By trying to set the track point multiple times in quick succession, weird and unexpected results happened, and the tracks switched but did not set to the correct position.

So I had to come up with a surer method of knowing which music is playing.

Debugging was tricky, since I couldn’t tell from listening where the audio position was. To aid debugging, I drew the position of the playing track to the screen, and then I was able to see that the position was not being set correctly as expected. Somehow, switching from slow to fast would drop the track back from about 10 seconds to 2 seconds, and then switching from fast to slow would jump from 2 seconds to 38 seconds. It wasn’t consistently the same timing, but depending on when the switch was triggered, it would jump around, seemingly at random, but within a range of a second or so around these positions.

I couldn’t figure out why that was happening, so I tried using show_debug_message() and watched the output console, and saw that the track position would update 2 or 3 times when the tracks switched; I was expecting it to only update once.

This is what clued me in to what I believe was happening due to the multiple processes communicating asynchronously.

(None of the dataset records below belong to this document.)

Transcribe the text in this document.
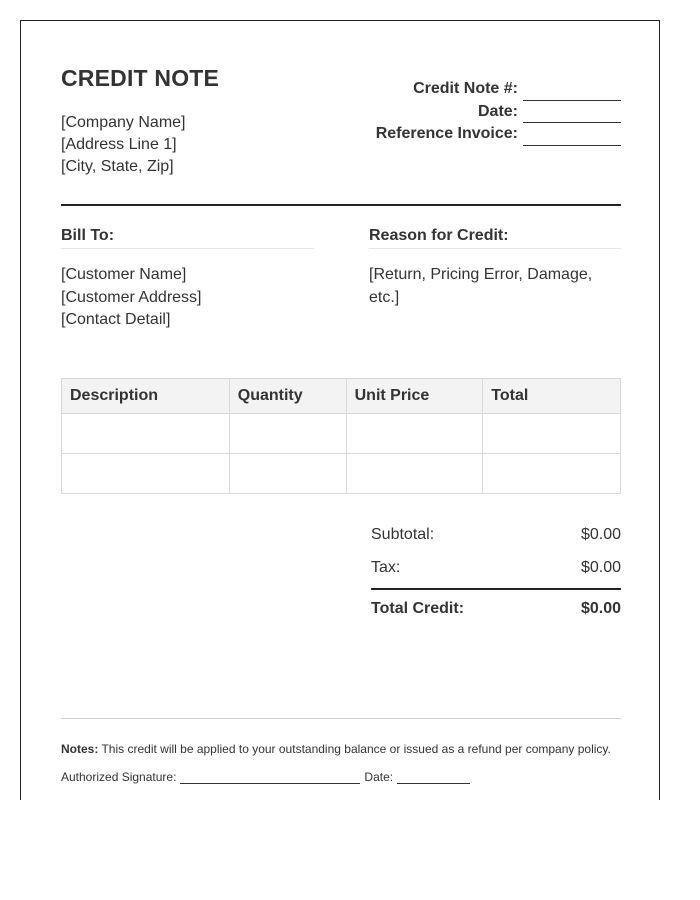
CREDIT NOTE
[Company Name]
[Address Line 1]
[City, State, Zip]
Credit Note #:
Date:
Reference Invoice:
Bill To:	Reason for Credit:
[Customer Name]
[Customer Address]
[Contact Detail]
[Return, Pricing Error, Damage, etc.]
Description	Quantity	Unit Price	Total

Subtotal:	$0.00
Tax:	$0.00
Total Credit:	$0.00
Notes: This credit will be applied to your outstanding balance or issued as a refund per company policy.
Authorized Signature:	Date:
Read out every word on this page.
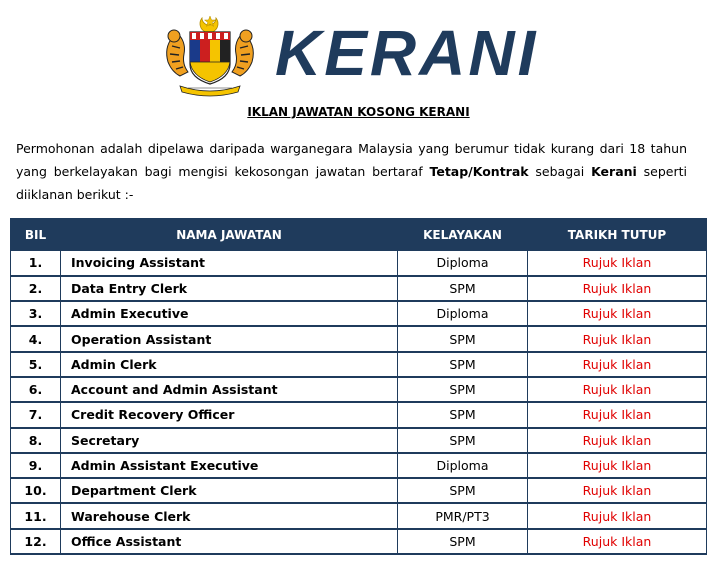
KERANI
IKLAN JAWATAN KOSONG KERANI

Permohonan adalah dipelawa daripada warganegara Malaysia yang berumur tidak kurang dari 18 tahun yang berkelayakan bagi mengisi kekosongan jawatan bertaraf Tetap/Kontrak sebagai Kerani seperti diiklanan berikut :-

BIL	NAMA JAWATAN	KELAYAKAN	TARIKH TUTUP
1.	Invoicing Assistant	Diploma	Rujuk Iklan
2.	Data Entry Clerk	SPM	Rujuk Iklan
3.	Admin Executive	Diploma	Rujuk Iklan
4.	Operation Assistant	SPM	Rujuk Iklan
5.	Admin Clerk	SPM	Rujuk Iklan
6.	Account and Admin Assistant	SPM	Rujuk Iklan
7.	Credit Recovery Officer	SPM	Rujuk Iklan
8.	Secretary	SPM	Rujuk Iklan
9.	Admin Assistant Executive	Diploma	Rujuk Iklan
10.	Department Clerk	SPM	Rujuk Iklan
11.	Warehouse Clerk	PMR/PT3	Rujuk Iklan
12.	Office Assistant	SPM	Rujuk Iklan
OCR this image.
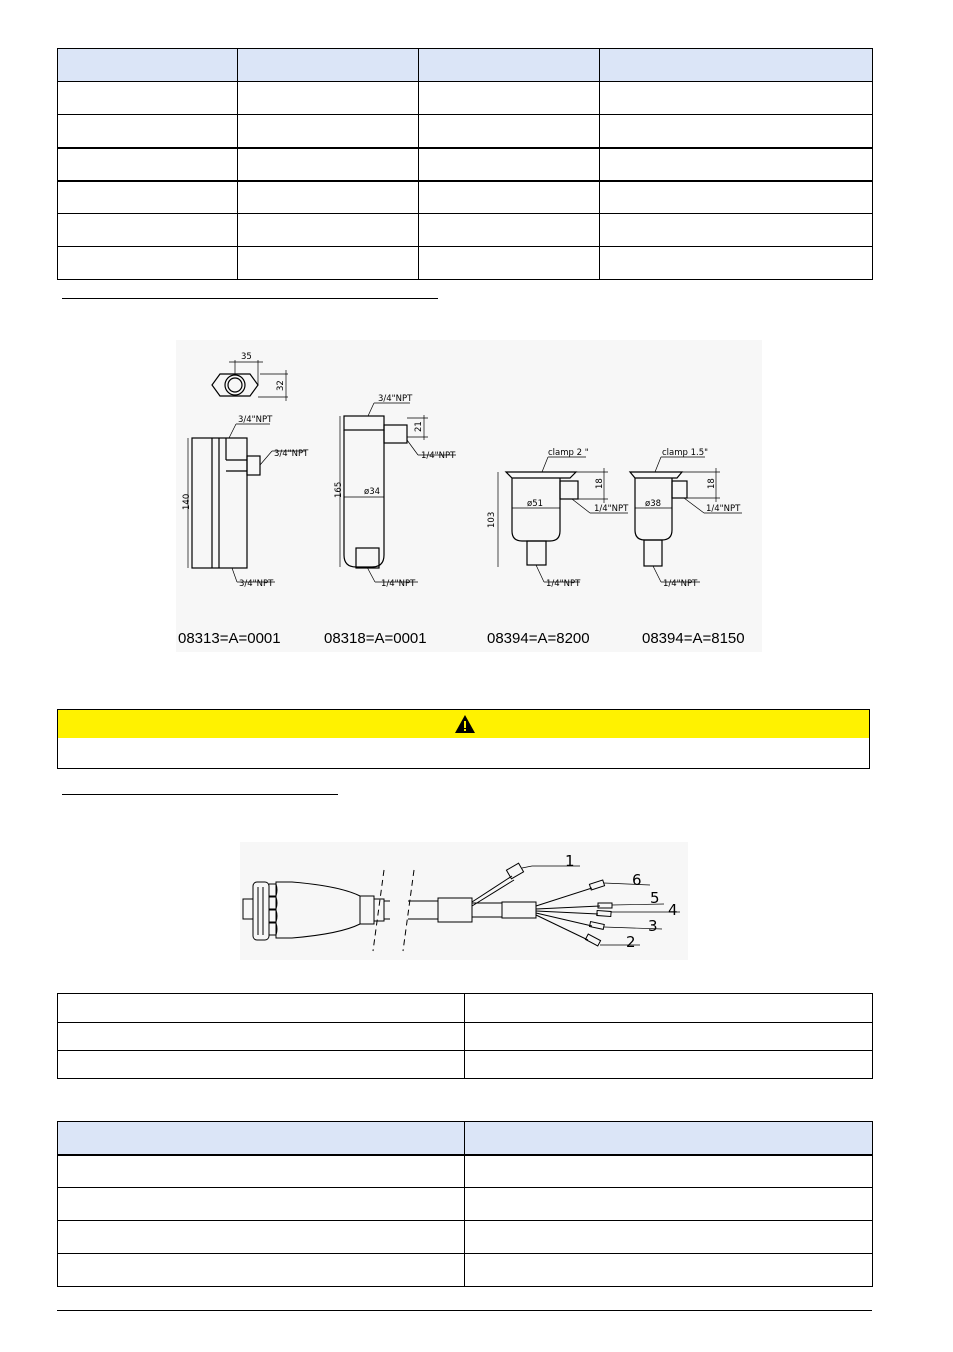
35
32
3/4"NPT
3/4"NPT
140
3/4"NPT
3/4"NPT
21
1/4"NPT
165 ø34
1/4"NPT
clamp 2 "
18
ø51	1/4"NPT
103
1/4"NPT
clamp 1.5"
18
ø38	1/4"NPT
1/4"NPT
08313=A=0001	08318=A=0001	08394=A=8200	08394=A=8150
1
6
5
4
3
2
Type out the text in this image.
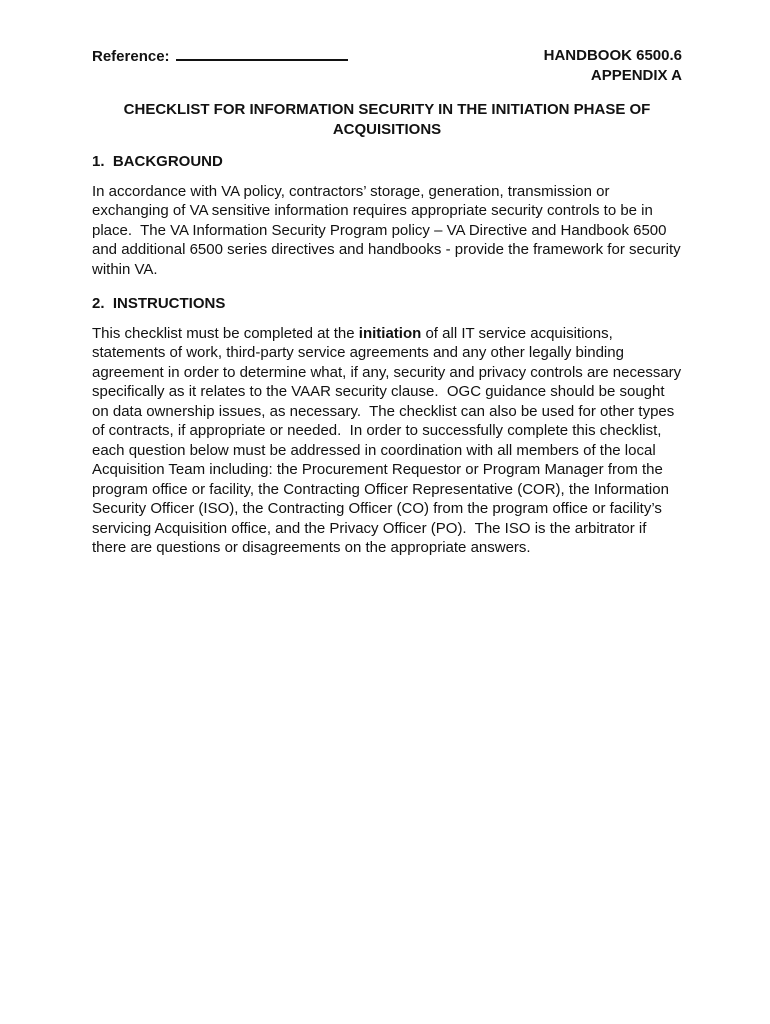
Reference:	HANDBOOK 6500.6
APPENDIX A
CHECKLIST FOR INFORMATION SECURITY IN THE INITIATION PHASE OF ACQUISITIONS
1.  BACKGROUND

In accordance with VA policy, contractors’ storage, generation, transmission or exchanging of VA sensitive information requires appropriate security controls to be in place.  The VA Information Security Program policy – VA Directive and Handbook 6500 and additional 6500 series directives and handbooks - provide the framework for security within VA.

2.  INSTRUCTIONS

This checklist must be completed at the initiation of all IT service acquisitions, statements of work, third-party service agreements and any other legally binding agreement in order to determine what, if any, security and privacy controls are necessary specifically as it relates to the VAAR security clause.  OGC guidance should be sought on data ownership issues, as necessary.  The checklist can also be used for other types of contracts, if appropriate or needed.  In order to successfully complete this checklist, each question below must be addressed in coordination with all members of the local Acquisition Team including: the Procurement Requestor or Program Manager from the program office or facility, the Contracting Officer Representative (COR), the Information Security Officer (ISO), the Contracting Officer (CO) from the program office or facility’s servicing Acquisition office, and the Privacy Officer (PO).  The ISO is the arbitrator if there are questions or disagreements on the appropriate answers.
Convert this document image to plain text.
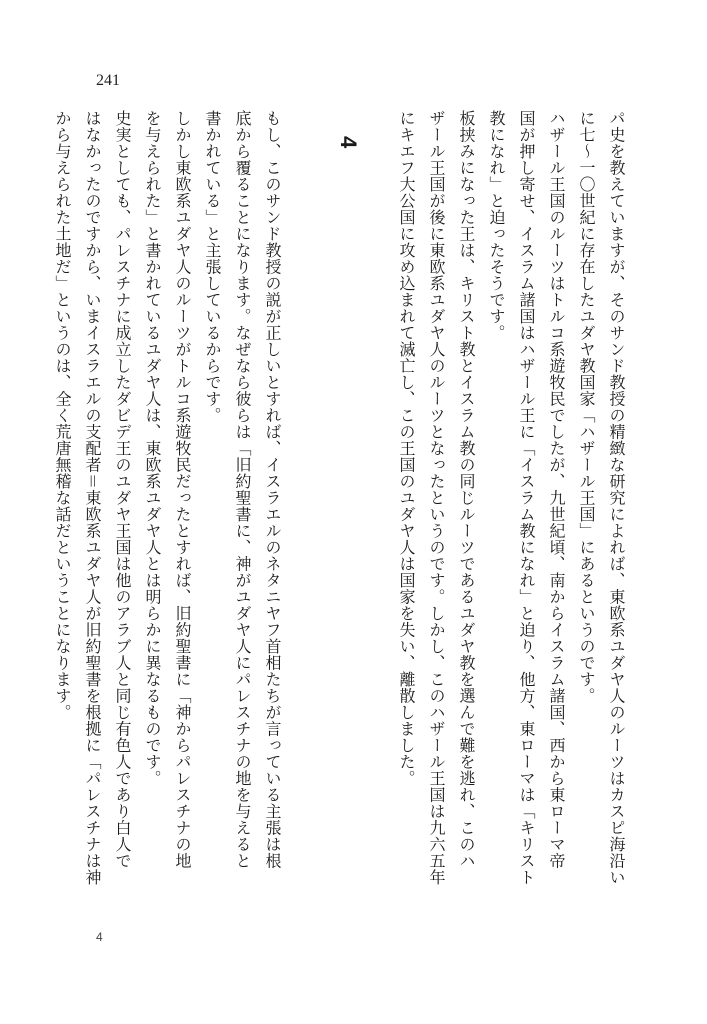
241

パ史を教えていますが、そのサンド教授の精緻な研究によれば、東欧系ユダヤ人のルーツはカスピ海沿い

に七～一〇世紀に存在したユダヤ教国家「ハザール王国」にあるというのです。

ハザール王国のルーツはトルコ系遊牧民でしたが、九世紀頃、南からイスラム諸国、西から東ローマ帝

国が押し寄せ、イスラム諸国はハザール王に「イスラム教になれ」と迫り、他方、東ローマは「キリスト

教になれ」と迫ったそうです。

板挟みになった王は、キリスト教とイスラム教の同じルーツであるユダヤ教を選んで難を逃れ、このハ

ザール王国が後に東欧系ユダヤ人のルーツとなったというのです。しかし、このハザール王国は九六五年

にキエフ大公国に攻め込まれて滅亡し、この王国のユダヤ人は国家を失い、離散しました。

4

もし、このサンド教授の説が正しいとすれば、イスラエルのネタニヤフ首相たちが言っている主張は根

底から覆ることになります。なぜなら彼らは「旧約聖書に、神がユダヤ人にパレスチナの地を与えると

書かれている」と主張しているからです。

しかし東欧系ユダヤ人のルーツがトルコ系遊牧民だったとすれば、旧約聖書に「神からパレスチナの地

を与えられた」と書かれているユダヤ人は、東欧系ユダヤ人とは明らかに異なるものです。

史実としても、パレスチナに成立したダビデ王のユダヤ王国は他のアラブ人と同じ有色人であり白人で

はなかったのですから、いまイスラエルの支配者＝東欧系ユダヤ人が旧約聖書を根拠に「パレスチナは神

から与えられた土地だ」というのは、全く荒唐無稽な話だということになります。

4
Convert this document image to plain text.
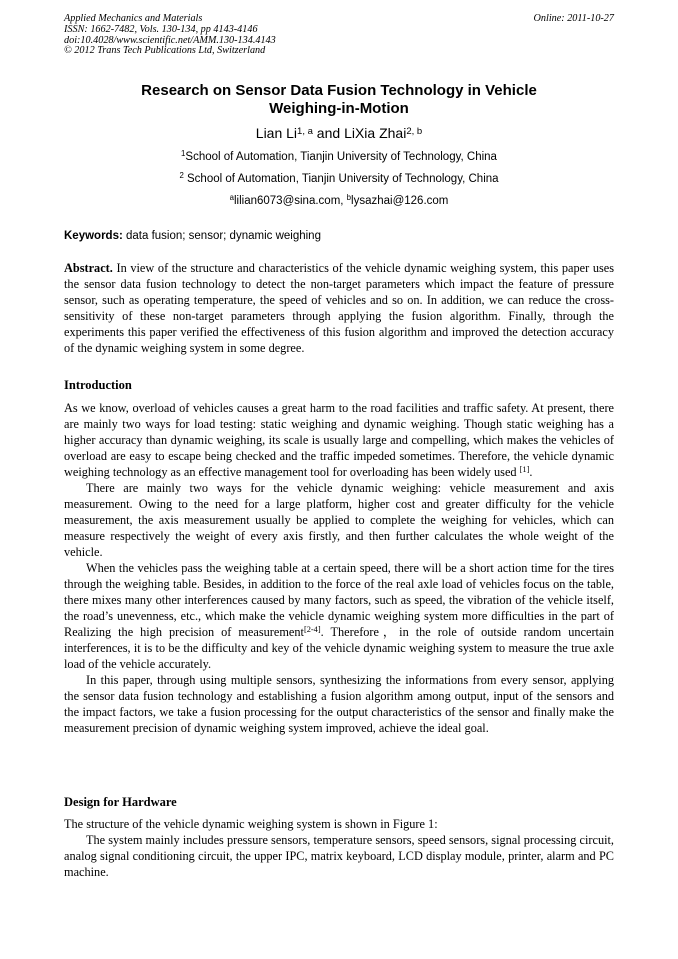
Applied Mechanics and Materials
ISSN: 1662-7482, Vols. 130-134, pp 4143-4146
doi:10.4028/www.scientific.net/AMM.130-134.4143
© 2012 Trans Tech Publications Ltd, Switzerland
Online: 2011-10-27
Research on Sensor Data Fusion Technology in Vehicle
Weighing-in-Motion
Lian Li$^{1, a}$ and LiXia Zhai$^{2, b}$
$^1$School of Automation, Tianjin University of Technology, China
$^2$ School of Automation, Tianjin University of Technology, China
$^a$lilian6073@sina.com, $^b$lysazhai@126.com
Keywords: data fusion; sensor; dynamic weighing

Abstract. In view of the structure and characteristics of the vehicle dynamic weighing system, this paper uses the sensor data fusion technology to detect the non-target parameters which impact the feature of pressure sensor, such as operating temperature, the speed of vehicles and so on. In addition, we can reduce the cross-sensitivity of these non-target parameters through applying the fusion algorithm. Finally, through the experiments this paper verified the effectiveness of this fusion algorithm and improved the detection accuracy of the dynamic weighing system in some degree.

Introduction

As we know, overload of vehicles causes a great harm to the road facilities and traffic safety. At present, there are mainly two ways for load testing: static weighing and dynamic weighing. Though static weighing has a higher accuracy than dynamic weighing, its scale is usually large and compelling, which makes the vehicles of overload are easy to escape being checked and the traffic impeded sometimes. Therefore, the vehicle dynamic weighing technology as an effective management tool for overloading has been widely used [1].

There are mainly two ways for the vehicle dynamic weighing: vehicle measurement and axis measurement. Owing to the need for a large platform, higher cost and greater difficulty for the vehicle measurement, the axis measurement usually be applied to complete the weighing for vehicles, which can measure respectively the weight of every axis firstly, and then further calculates the whole weight of the vehicle.

When the vehicles pass the weighing table at a certain speed, there will be a short action time for the tires through the weighing table. Besides, in addition to the force of the real axle load of vehicles focus on the table, there mixes many other interferences caused by many factors, such as speed, the vibration of the vehicle itself, the road’s unevenness, etc., which make the vehicle dynamic weighing system more difficulties in the part of Realizing the high precision of measurement[2-4]. Therefore，in the role of outside random uncertain interferences, it is to be the difficulty and key of the vehicle dynamic weighing system to measure the true axle load of the vehicle accurately.

In this paper, through using multiple sensors, synthesizing the informations from every sensor, applying the sensor data fusion technology and establishing a fusion algorithm among output, input of the sensors and the impact factors, we take a fusion processing for the output characteristics of the sensor and finally make the measurement precision of dynamic weighing system improved, achieve the ideal goal.

Design for Hardware

The structure of the vehicle dynamic weighing system is shown in Figure 1:

The system mainly includes pressure sensors, temperature sensors, speed sensors, signal processing circuit, analog signal conditioning circuit, the upper IPC, matrix keyboard, LCD display module, printer, alarm and PC machine.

The solution I used in the end was easy and simple: instead of checking which track was currently playing using the audio functions to directly check whether it was playing, and then switching from slow to fast or vice versa based on the currently-playing audio asset, I just added a new variable, condition_previous, and compared condition to condition_previous, and made the switch happen only when the current condition didn’t match condition_previous. This only happens in one step, when the condition changes from false to true, or vice versa, and so the track position is set once, when the bgm switches tracks and syncs up the new track to where the old track left off.

switch_previous = switch;

switch = <condition to check for switching to the fast music>;

if switch && !switch_previous
{
var pos = audio_sound_get_track_position(bgm);
audio_stop_sound(bgm);
bgm = audio_play_sound(fast_music, 10, true);
audio_sound_set_track_position(bgm, pos * 0.5)
}
else
{
if !switch && switch_previous
{
var pos = audio_sound_get_track_position(bgm);
audio_stop_sound(bgm);
bgm = audio_play_sound(slow_music, 10, true);
audio_sound_set_track_position(bgm, pos * 2);
}
}

This works, because it guarantees that the condition checks will be accurate, as they do not depend on checking the status of the audio playing in another thread.